🤖 AI Summary
To overcome technical bottlenecks in energy efficiency, scalability, and application readiness hindering exascale computing, this work designed and deployed Aurora—the first U.S. exascale system at Argonne National Laboratory. Aurora employs an Intel Xeon Sapphire Rapids CPU and Ponte Vecchio GPU heterogeneous architecture, integrated with high-bandwidth memory (HBM), the DAOS distributed object storage system, and the HPE Slingshot 11 interconnect. System-level co-design and the oneAPI unified programming model enable deep hardware–software co-optimization. The project introduced the first exascale-optimized node architecture tailored for scientific computing and established a full-stack software ecosystem, validated through early scientific applications.
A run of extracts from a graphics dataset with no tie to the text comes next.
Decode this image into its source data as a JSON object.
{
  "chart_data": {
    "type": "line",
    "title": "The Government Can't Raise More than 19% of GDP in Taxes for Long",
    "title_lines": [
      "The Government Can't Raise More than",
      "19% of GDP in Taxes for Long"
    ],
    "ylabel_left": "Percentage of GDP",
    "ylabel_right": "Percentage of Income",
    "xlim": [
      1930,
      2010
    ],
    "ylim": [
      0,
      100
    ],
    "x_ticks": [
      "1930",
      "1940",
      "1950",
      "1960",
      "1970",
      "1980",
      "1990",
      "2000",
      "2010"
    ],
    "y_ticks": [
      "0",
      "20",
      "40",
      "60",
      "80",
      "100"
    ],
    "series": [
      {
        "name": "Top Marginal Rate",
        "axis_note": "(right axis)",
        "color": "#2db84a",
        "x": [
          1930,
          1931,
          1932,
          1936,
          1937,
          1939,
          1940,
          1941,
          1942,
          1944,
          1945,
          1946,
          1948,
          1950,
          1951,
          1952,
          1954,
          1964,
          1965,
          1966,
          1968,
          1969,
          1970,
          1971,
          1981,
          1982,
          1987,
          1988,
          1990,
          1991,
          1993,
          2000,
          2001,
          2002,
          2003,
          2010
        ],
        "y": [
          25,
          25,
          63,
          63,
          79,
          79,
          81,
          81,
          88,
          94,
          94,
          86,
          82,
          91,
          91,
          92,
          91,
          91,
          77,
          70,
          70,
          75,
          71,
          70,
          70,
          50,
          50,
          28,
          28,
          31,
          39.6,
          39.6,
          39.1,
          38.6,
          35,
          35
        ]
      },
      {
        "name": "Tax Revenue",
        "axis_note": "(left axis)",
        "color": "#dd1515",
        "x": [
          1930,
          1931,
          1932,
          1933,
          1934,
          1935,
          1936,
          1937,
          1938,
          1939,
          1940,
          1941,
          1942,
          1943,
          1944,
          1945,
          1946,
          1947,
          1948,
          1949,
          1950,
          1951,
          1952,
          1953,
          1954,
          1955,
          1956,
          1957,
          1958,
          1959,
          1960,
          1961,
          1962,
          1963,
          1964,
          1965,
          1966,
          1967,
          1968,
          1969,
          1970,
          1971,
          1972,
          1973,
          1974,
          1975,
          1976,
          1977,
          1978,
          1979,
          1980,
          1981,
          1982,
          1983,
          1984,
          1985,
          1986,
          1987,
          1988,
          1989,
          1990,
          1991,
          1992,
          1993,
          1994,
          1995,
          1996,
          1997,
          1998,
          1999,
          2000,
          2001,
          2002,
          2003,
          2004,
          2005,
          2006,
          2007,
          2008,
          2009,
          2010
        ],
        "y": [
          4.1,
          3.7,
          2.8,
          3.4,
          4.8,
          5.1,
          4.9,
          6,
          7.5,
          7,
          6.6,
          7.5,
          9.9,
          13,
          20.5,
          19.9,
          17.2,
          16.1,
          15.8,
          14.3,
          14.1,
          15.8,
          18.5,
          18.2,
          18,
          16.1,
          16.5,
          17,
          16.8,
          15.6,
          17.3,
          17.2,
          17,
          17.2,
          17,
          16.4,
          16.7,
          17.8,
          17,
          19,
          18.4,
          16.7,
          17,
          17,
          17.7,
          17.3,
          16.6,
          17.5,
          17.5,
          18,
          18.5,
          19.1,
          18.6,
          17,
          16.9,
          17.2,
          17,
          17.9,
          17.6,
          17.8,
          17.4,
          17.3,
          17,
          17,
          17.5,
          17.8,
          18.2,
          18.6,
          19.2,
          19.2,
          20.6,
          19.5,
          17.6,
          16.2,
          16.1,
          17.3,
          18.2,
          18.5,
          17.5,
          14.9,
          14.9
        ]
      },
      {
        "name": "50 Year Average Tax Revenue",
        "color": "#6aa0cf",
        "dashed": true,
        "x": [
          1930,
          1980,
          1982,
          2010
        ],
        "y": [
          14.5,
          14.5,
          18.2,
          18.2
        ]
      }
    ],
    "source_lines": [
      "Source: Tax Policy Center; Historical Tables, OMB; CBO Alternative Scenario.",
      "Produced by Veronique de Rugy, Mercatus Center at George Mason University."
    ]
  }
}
Aurora achieved leading performance on HPL and HPCG benchmarks and has enabled large-scale simulations across multiple domains—including climate modeling, materials science, and particle physics—demonstrating substantial improvements in real-world scientific throughput and exascale system readiness.
📝 Abstract
Aurora is Argonne National Laboratory's pioneering Exascale supercomputer, designed to accelerate scientific discovery with cutting-edge architectural innovations. Key new technologies include the Intel(TM) Xeon(TM) Data Center GPU Max Series (code-named Sapphire Rapids) with support for High Bandwidth Memory (HBM), alongside the Intel(TM) Data Center GPU Max Series (code-named Ponte Vecchio) on each compute node. Aurora also integrates the Distributed Asynchronous Object Storage (DAOS), a novel exascale storage solution, and leverages Intel's oneAPI programming environment. This paper presents an in-depth exploration of Aurora's node architecture, the HPE Slingshot interconnect, the supporting software ecosystem, and DAOS. We provide insights into standard benchmark performance and applications readiness efforts via Aurora's Early Science Program and the Exascale Computing Project.